En vous souhaitant la bienvenue dans cette ville historique de Marrakech, nous voudrions vous inviter à saisir l’opportunité qu’offre cette conférence pour procéder à une évaluation sans complaisance de l’acquis et du bilan de la IXe CNUCED, des accords de Marrakech et de toutes les initiatives prises par la communauté internationale pour endiguer la pauvreté, freiner le processus de marginalisation des plus pauvres et rétablir l’équité de notre système économique multilatéral.
A quelques semaines du rendez-vous de SEATTLE, et à la veille de la réunion annuelle des institutions de Bretton Woods et de l’Assemblée générale de l’O.N.U., il nous semble fondamental que votre réunion envoie un message clair à la communauté internationale sur l’ampleur des défis que nous affrontons, sur les réactions de désespoir que nous observons ici et là et sur le doute qui commence à gagner les esprits quant à la démarche qui fut la nôtre dans notre quête pour le développement durable.
Depuis trois décennies et dans tous les forums multilatéraux consacrés au développement économique et social de l’humanité, nous étions parvenus en dépit de vicissitudes diverses, aux consensus qui s’imposaient pour apporter les réponses pertinentes aux fléaux du sous-développement.
Des progrès ont certes été réalisés dans un certain nombre de domaines mais force est de constater que le chemin à parcourir demeure long et fastidieux.

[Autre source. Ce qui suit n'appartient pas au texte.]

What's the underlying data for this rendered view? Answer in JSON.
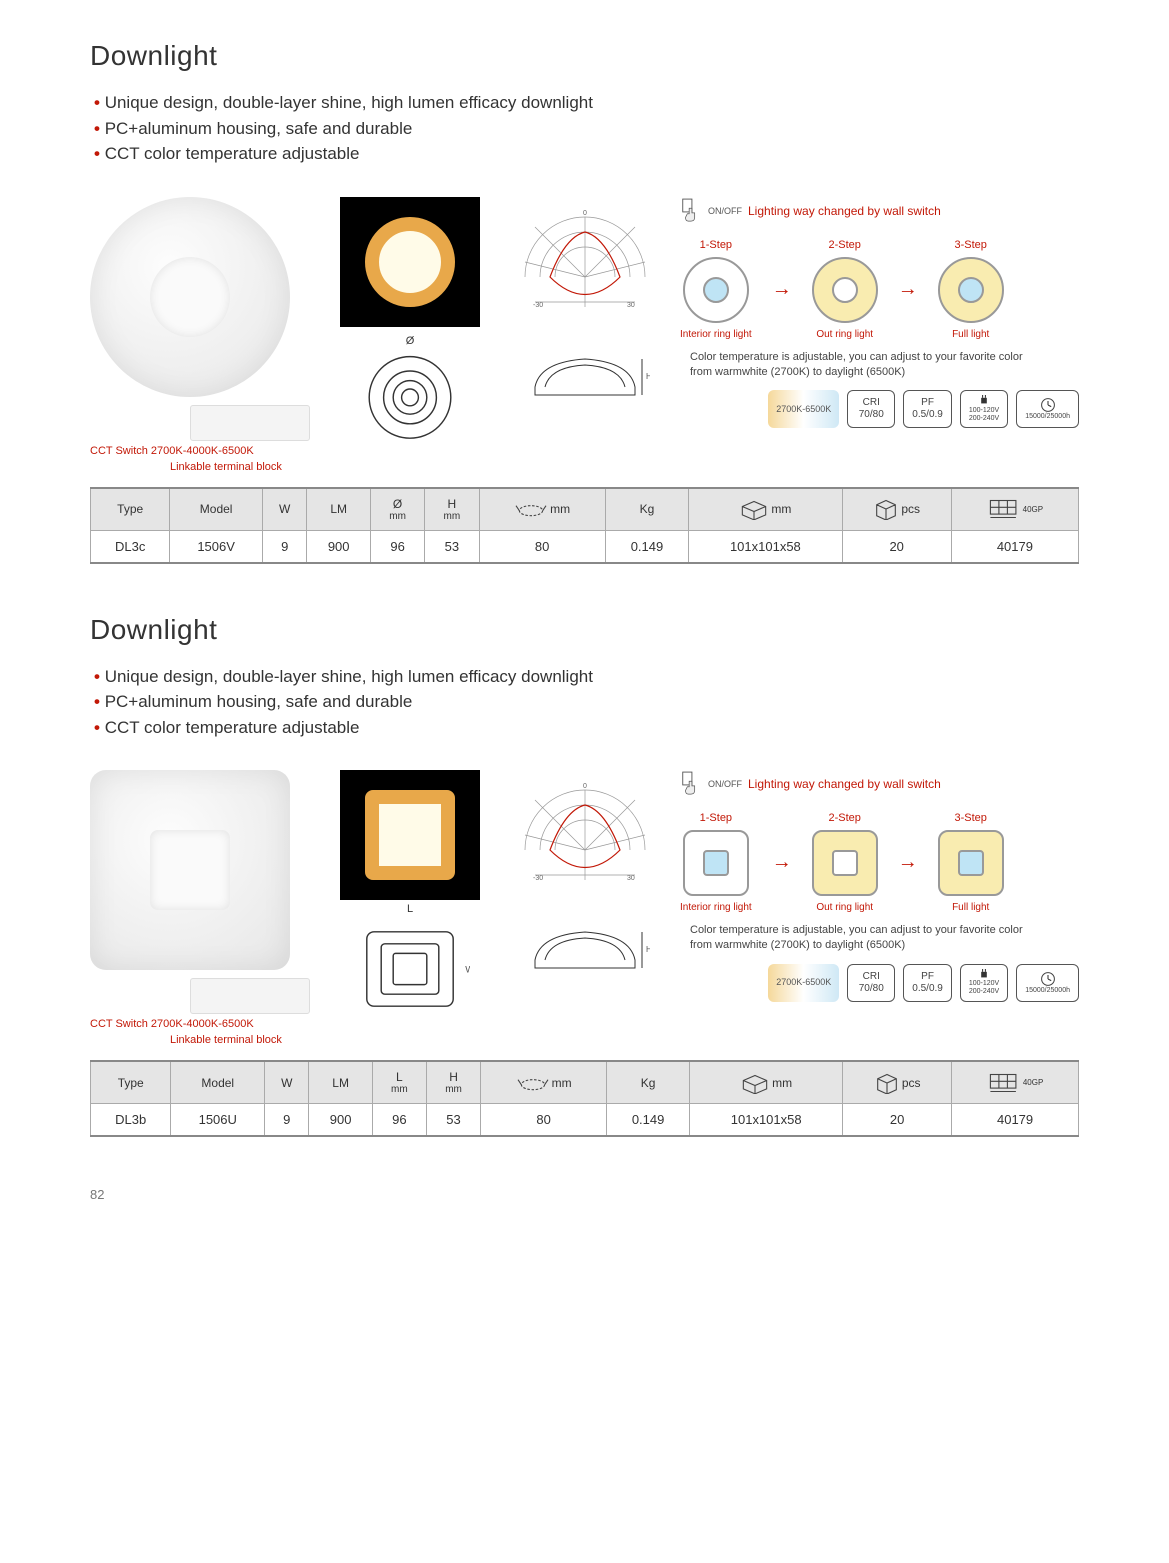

L’écart entre les populations riches et les populations les plus pauvres continue de se creuser inexorablement. Le poids de la dette continue d’absorber des ressources ô combien précieuses dans le financement des programmes destinés non pas à promouvoir la croissance économique, mais à assurer tout simplement la survie de populations de plus en plus vulnérables. Plusieurs autres indicateurs pourraient être cités pour appuyer ce constat sans appel qui caractérise aujourd’hui le monde en développement.
Pourtant, personne n’a remis en cause les principes de l’interdépendance, de la solidarité et du partage du fardeau du sous-développement. Personne n’ignore les dangers pour la paix et la sécurité que représentent l’exclusion et le désespoir.
Comment dès lors expliquer, à titre d’exemple, que l’engagement d’affecter 0,7 % du PIB à l’aide au développement n’ait jamais été rempli ? La baisse continue du niveau de l’aide publique au développement signifie-t-elle une remise en cause de cet engagement où que l’objectif tant de fois confirmé manque en réalité de pertinence ?
Comment comprendre et admettre le maintien de dispositifs à caractère protectionniste qui frappent les biens et services pour lesquels les pays en voie de développement ont clairement un avantage compétitif au moment où notre objectif commun est de bâtir un système commercial équitable ? Comment est-il possible d’accélérer la croissance des pays pauvres sans l’amélioration substantielle de l’accès aux marchés mondiaux et sans une évaluation adéquate de l’efficacité réelle des mesures préférentielles unilatérales ?
Comment s’étonner, au moment où tout le monde admet que le développement économique est intimement lié au développement humain, que de fortes pressions migratoires ne s’exercent sur le marché mondial de l’emploi ?
Comment expliquer l’attitude frileuse adoptée dans le traitement d’une question aussi cruciale que la dette lorsque l’on sait que son service est en soi un frein au développement et que les faibles flux d’investissements étrangers directs ne sauraient en atténuer les effets négatifs ?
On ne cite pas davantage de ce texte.